With Aaron Judge as DH and Gary Sanchez at first base, the Yankees unquestionably win the 2020 World Series. Look at this lineup, which would not be changing nearly as much day-to-day as it did due to injury last year because the health of the team’s foundation would be adequately protected.
LeMahieu 2B
Hicks CF
Judge DH
Stanton LF
Sanchez 1B
Torres SS
Voit RF
Urshela 3B
Higashioka C
That’s a ballbusting lineup that can overmatch any team in the league offensively. With their bullpen and a revamped starting rotation anchored by Gerrit freaking Cole, there is nothing that could derail this team from winning it all for the next couple years.

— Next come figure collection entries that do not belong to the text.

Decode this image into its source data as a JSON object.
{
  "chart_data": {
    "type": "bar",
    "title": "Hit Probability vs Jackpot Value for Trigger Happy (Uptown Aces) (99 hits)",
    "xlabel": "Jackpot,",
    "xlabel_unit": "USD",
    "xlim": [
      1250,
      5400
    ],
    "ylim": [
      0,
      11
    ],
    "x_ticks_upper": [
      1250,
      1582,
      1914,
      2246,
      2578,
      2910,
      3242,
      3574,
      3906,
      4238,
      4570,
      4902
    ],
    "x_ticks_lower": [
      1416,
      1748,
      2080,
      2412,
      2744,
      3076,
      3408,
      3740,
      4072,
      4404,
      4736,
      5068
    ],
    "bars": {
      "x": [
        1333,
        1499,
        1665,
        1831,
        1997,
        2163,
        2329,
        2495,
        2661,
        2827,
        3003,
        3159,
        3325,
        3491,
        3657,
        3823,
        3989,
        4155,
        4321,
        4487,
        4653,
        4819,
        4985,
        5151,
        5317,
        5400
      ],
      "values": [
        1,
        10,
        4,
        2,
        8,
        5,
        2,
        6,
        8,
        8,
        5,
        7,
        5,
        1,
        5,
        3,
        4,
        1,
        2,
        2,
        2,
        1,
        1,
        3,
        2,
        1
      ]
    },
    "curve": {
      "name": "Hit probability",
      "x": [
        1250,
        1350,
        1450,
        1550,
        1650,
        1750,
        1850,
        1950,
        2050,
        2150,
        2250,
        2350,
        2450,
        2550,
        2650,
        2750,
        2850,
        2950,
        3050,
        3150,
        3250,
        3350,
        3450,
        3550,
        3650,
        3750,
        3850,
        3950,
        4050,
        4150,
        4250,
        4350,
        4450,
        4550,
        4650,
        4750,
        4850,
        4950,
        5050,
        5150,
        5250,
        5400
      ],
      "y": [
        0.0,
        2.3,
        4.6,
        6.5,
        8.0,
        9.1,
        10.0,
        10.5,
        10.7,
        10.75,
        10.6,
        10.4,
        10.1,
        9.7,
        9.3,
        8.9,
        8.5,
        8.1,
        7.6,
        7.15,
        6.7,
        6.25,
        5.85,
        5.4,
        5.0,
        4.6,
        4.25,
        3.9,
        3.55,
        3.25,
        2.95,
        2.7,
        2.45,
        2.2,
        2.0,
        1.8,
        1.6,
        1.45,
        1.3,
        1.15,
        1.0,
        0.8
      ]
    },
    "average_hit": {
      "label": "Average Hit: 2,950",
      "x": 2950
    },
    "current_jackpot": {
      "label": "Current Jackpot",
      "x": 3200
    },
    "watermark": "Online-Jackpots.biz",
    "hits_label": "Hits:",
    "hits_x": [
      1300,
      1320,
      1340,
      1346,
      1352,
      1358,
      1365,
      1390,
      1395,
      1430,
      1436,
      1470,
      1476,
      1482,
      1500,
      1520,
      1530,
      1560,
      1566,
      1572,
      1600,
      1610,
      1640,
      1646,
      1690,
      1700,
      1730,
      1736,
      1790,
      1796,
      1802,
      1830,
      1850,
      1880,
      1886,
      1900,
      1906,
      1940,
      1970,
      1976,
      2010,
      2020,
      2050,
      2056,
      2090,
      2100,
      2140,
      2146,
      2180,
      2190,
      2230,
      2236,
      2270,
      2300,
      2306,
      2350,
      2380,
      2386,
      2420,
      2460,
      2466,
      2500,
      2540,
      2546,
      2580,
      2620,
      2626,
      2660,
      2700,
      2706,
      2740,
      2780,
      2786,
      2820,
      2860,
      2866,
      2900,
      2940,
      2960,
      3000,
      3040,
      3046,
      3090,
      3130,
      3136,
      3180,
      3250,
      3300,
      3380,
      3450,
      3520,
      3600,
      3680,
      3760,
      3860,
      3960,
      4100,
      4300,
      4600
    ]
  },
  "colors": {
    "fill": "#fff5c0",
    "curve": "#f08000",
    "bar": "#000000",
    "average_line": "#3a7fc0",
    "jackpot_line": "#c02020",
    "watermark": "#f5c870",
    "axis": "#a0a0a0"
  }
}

Don’t misunderstand me. I am thrilled that the Yankees manage these two guys so poorly and are shortening their careers with their incompetence. If Bleacher Brawls was super popular, I probably wouldn’t even publish this article for fear of the Cash Man and Steinbrilliants catching wind of this painfully obvious idea. Maybe I will regret writing this once we’re the biggest blog in the world and front offices across the league begin monitoring us to benefit from the ingenious musings being spewed from my Lenovo. Regardless, I press on. For me, it’s not enough to simply know that I’m smarter than everybody else. I need everybody to know just how much smarter I am than everybody else … especially people in the Yankee organization.